Monday, November 19, 2018

Statement from Utah Republican Party Constitutional Defense Committee

Statement from Utah Republican Party
Constitutional Defense Committee

National, State and Political Organizations Across Political Spectrum File Amici Briefs on Behalf of Utah GOP

National, state and political and policy organizations from across the political spectrum have filed amicus briefs in support of the Utah Republican Party’s petition to the United States Supreme Court petitioning the court to hear the party’s challenge to SB 54, the controversial 2014 Utah law which dictates how political parties must choose their nominees.

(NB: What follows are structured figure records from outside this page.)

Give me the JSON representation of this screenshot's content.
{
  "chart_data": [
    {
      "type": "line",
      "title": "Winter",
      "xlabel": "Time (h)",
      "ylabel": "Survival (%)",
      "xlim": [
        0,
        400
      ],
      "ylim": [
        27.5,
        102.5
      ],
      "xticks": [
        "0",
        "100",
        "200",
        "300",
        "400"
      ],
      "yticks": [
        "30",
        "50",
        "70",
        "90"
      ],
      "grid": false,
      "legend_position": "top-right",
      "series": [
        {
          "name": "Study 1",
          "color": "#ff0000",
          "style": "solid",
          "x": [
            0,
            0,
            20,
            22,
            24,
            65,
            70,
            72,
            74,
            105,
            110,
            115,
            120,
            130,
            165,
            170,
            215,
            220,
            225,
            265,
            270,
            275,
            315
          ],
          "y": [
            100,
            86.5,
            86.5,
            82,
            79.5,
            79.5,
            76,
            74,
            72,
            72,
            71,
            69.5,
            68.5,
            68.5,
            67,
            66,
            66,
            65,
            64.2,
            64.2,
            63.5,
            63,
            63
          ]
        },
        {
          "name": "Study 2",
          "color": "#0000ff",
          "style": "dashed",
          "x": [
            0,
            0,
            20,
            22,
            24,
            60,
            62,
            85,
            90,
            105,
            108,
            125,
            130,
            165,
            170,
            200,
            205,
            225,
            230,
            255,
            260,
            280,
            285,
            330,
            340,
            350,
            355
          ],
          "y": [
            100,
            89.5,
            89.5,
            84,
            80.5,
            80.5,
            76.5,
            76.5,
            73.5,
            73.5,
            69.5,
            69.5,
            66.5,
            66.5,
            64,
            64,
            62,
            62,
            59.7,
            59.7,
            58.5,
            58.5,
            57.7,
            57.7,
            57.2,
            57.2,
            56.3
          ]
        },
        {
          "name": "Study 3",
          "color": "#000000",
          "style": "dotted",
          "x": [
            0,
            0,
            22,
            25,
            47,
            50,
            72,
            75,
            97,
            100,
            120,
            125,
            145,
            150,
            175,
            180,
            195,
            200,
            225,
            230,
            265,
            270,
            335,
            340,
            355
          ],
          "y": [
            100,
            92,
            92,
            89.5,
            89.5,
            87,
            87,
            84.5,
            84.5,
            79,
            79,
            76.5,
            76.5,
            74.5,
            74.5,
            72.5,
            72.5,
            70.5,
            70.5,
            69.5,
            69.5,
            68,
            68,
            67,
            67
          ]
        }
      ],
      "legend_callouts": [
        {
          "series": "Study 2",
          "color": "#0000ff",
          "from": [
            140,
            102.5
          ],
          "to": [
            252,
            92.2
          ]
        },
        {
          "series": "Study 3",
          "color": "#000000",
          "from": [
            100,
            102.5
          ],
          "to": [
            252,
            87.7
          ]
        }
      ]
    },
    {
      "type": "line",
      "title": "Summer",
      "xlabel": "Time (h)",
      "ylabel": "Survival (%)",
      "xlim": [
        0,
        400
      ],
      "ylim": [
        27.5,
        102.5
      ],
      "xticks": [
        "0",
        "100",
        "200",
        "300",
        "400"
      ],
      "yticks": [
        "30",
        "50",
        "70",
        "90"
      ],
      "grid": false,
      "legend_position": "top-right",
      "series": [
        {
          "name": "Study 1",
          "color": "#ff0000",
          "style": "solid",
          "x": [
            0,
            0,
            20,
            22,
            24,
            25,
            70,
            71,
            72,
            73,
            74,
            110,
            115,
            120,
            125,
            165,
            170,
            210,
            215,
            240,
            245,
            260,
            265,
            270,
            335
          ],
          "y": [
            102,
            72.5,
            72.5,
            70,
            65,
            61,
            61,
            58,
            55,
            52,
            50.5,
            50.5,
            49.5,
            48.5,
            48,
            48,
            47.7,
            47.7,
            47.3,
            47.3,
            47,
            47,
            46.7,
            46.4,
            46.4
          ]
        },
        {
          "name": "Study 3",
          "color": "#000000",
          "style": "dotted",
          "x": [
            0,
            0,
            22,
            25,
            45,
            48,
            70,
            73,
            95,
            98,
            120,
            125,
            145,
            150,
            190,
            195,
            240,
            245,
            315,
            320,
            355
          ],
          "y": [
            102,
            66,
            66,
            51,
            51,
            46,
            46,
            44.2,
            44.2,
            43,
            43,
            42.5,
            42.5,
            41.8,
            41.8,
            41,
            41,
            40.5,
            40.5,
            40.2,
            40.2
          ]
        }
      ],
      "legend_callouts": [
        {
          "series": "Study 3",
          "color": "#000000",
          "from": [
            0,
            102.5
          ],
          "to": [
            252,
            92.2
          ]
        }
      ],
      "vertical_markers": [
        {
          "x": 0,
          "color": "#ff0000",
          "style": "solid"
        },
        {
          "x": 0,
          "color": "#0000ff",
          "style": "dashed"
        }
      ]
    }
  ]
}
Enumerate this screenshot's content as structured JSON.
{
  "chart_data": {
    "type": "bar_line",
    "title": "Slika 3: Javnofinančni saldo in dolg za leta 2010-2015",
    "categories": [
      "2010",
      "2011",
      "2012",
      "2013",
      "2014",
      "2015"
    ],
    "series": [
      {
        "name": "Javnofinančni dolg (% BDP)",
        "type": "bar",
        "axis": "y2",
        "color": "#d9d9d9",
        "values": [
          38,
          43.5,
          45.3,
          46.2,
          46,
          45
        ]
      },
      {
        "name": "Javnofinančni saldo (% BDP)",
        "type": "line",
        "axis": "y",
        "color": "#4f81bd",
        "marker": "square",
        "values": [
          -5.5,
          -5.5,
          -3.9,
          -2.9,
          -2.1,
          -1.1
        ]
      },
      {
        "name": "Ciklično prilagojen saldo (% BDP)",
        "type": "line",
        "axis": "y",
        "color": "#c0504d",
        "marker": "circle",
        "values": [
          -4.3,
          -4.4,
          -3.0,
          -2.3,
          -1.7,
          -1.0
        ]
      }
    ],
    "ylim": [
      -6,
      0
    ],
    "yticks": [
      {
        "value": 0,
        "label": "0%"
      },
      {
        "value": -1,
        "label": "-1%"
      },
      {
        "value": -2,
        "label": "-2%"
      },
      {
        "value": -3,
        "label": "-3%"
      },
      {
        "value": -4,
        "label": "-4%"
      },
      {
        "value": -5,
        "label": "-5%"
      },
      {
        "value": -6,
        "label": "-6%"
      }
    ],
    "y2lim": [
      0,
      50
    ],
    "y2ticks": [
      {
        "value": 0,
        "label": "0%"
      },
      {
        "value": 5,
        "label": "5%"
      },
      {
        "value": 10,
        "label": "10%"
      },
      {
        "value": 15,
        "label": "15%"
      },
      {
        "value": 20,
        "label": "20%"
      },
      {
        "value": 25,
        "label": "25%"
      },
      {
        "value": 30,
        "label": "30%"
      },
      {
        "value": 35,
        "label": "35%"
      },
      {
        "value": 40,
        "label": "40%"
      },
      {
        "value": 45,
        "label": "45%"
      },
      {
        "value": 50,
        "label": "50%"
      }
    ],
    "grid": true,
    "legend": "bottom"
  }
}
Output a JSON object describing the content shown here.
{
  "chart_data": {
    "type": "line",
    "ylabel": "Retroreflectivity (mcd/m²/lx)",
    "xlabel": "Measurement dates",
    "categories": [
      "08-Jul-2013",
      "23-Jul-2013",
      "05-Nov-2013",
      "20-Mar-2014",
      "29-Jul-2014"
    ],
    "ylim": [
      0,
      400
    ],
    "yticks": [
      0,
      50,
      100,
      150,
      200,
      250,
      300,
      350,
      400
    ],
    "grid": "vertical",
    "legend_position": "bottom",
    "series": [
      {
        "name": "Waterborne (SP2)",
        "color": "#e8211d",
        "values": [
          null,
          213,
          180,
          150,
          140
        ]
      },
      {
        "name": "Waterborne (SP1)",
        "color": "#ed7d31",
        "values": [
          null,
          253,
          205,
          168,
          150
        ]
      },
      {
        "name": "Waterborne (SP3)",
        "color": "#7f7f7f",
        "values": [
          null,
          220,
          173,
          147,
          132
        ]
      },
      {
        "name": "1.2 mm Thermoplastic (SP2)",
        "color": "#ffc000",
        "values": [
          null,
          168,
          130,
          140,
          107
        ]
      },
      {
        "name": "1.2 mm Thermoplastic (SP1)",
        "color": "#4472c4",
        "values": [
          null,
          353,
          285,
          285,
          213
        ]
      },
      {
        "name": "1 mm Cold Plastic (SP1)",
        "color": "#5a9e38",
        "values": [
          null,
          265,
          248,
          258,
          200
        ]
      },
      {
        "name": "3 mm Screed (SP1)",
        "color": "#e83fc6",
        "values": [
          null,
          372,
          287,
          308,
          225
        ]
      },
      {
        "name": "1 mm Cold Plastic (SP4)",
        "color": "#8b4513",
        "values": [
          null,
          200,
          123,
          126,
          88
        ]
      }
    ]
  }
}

Filing amicus briefs in support of the party’s petition are:
• Senators Mike Lee and Ted Cruz and Representative Rob Bishop and Raul Labrador
• Nineteen Current and Former Utah State Senators and Legislators
• National and State Political Parties. National parties include the Green, National Independent American and Constitution Parties and seven state Libertarian parties and Idaho Republican Party.
• The Pacific Legal Foundation and Cato Institute
• Judicial Watch
• Eagle Forum
• Private Citizen

On Tuesday, October 9, the Utah Republican Party filed a Petition for Writ of Certiorari to the United States Supreme Court in its challenge to overturn SB 54 which dictates how Utah political parties choose their nominees. Interested parties had 30 days to file the amicus briefs.
Selected Quotations from the Amici Briefs:

Senators Mike Lee and Ted Cruz. Representatives Rob Bishop and Raul Labrador: “Amici file this brief to emphasize the need for this Court to grant review and reverse the Tenth Circuit’s decision, which disregards the long tradition in America of party autonomy regarding nomination processes and the value of the particular nomination process overridden by the Utah statute at issue.”
 
Current and Former Utah State Senators and Legislators: “The issue of whether a government may constitutionally impose on a political party the kind of substantive intrusion that SB54 represents has divided the Party and the state and will not be resolved absent the Court’s examination of the issue, since the governor has promised to veto all SB54 repeal measures. This is the ideal vehicle for the Court to vindicate the First Amendment rights of political parties.”
 
National and State Political Parties: “The Tenth Circuit’s ruling has the potential to make political parties powerless in making decisions that limit the influence of money or that address any other unique challenge.”
 
The Pacific Legal Foundation and Cato Institute: ““[A]nother vital truth: Because political associations ‘aspire to rule the state,’ those in power look upon political parties with an ‘instinctive abhorrence’ and stand ready to ‘combat them on all occasions.’ The First Amendment stands as a bulwark against the natural tendency of the state to co-opt political parties for its own purposes.”
Judicial Watch and Allied Educational Foundation “The right to freely associate is ‘almost as inalienable in its nature as the right of personal liberty. No legislator can attack it without impairing the foundations of society.’”
 
Eagle Forum: “The Petition for a Writ of Certiorari should be granted because the First Amendment rights of political parties are a matter of enormous national importance, and the Tenth Circuit gravely erred in allowing government to interfere with how political parties nominate their candidates.”
 
SB 54 was passed by the Utah Legislature during the 2014 session. The Utah Republican Party immediately filed suit and won the first portion of its constitutional challenge, overturning an onerous stipulation requiring the Party to allow non-Republicans to participate in nominating its candidates. SB 54’s restriction on a party’s ability to use Utah’s traditional caucus-convention system in nominating candidates, however, was upheld by the 10th Circuit in a split decision.